Se ha repudiado mucho la “ideologización” en las decisiones políticas (es decir, de gobierno) porque hacen que todo sea más complicado, lento e ineficaz. Para escapar de ese lastre se ha escogido, en muchos casos, el pragmatismo de los resultados, desentendiendo los efectos perversos e injustos que suele generar. Es decir, de un extremo a otro.

Que los más preparados, los más inteligentes (tal vez), los más rápidos y ejecutivos merezcan hacerse cargo de muchas si no de todas las responsabilidades, porque están mejor dotados para ello, puede ser verdad. Y que la cadena de méritos descienda en beneficio de los que siguen en orden de resultados es una decisión natural y conveniente, también. Pero lo que no se puede admitir ni menos compartir es que un sector, una franja, un estrato, por estar debajo de los demás, esté condenado a la exclusión como si fuera el responsable absoluto de sus desventajas.

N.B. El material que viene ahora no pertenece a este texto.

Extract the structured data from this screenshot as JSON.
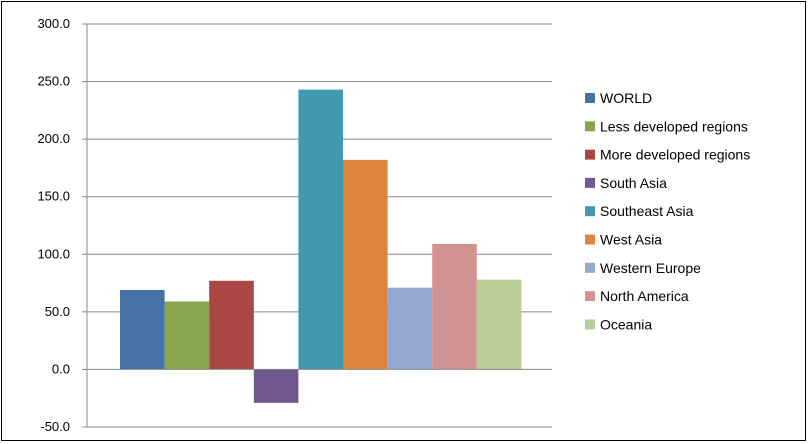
{
  "chart_data": {
    "type": "bar",
    "title": "",
    "xlabel": "",
    "ylabel": "",
    "ylim": [
      -50,
      300
    ],
    "yticks": [
      "300.0",
      "250.0",
      "200.0",
      "150.0",
      "100.0",
      "50.0",
      "0.0",
      "-50.0"
    ],
    "ytick_values": [
      300,
      250,
      200,
      150,
      100,
      50,
      0,
      -50
    ],
    "grid": true,
    "legend_position": "right",
    "categories": [
      "WORLD",
      "Less developed regions",
      "More developed regions",
      "South Asia",
      "Southeast Asia",
      "West Asia",
      "Western Europe",
      "North America",
      "Oceania"
    ],
    "values": [
      69,
      59,
      77,
      -29,
      243,
      182,
      71,
      109,
      78
    ],
    "colors": [
      "#4572A7",
      "#89A54E",
      "#AA4643",
      "#71588F",
      "#4198AF",
      "#DB843D",
      "#93A9CF",
      "#D19392",
      "#B9CD96"
    ]
  }
}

Esto, en medio de la pobreza económica realmente existente, ya es una injusticia secular que pretende resolverse (y será lentamente) mediante los problemas sociales. Pero es aún más preocupante que no tengamos previsto qué alternativa queda para quienes van quedando –según parece- irremisiblemente postergados a la hora de las evaluaciones. Ya debiera ser suficiente la campanada de las Evaluaciones Censales de Estudiantes para 2º grado de primaria (que no puede impedir que los niños de rendimiento insuficiente “pasen” al siguiente grado) para advertir que ese fracaso seguirá produciéndose en los hechos no sólo hasta el final de primaria, sino que la deficiencia vaya aún más allá, con  profesionales mediocres y universidades (varias) de pobre calidad y baja competitividad.

La competitividad no sólo es hoy una especie de “valor contemporáneo” que se mide por entidades internacionales especializadas, sino que es un credo a flor de labios en nuestros jóvenes a quienes se les ha enseñado que para triunfar deben ser competitivos. Es muy importante “ser competitivo”; es conveniente recuperar para cada persona la responsabilidad de ser mejor cada día; es bueno ser realmente el forjador de su propio destino. Es una forma modernísima de aplicar la parábola de los talentos.

Lo que no está bien es desentenderse de los que no lograrán competir. De estos, el “mercado” no se ocupará (excepto si son materia prima para algo) y sí debe hacerlo el Estado. No es éste un acto de caridad sino de Justicia Social. No es mera “compensación social”. Eso es ideología, no mercado. Para el mercado, como antes en la vieja Esparta, los que “no sirven” podrían caer desde la cumbre del Taigeto.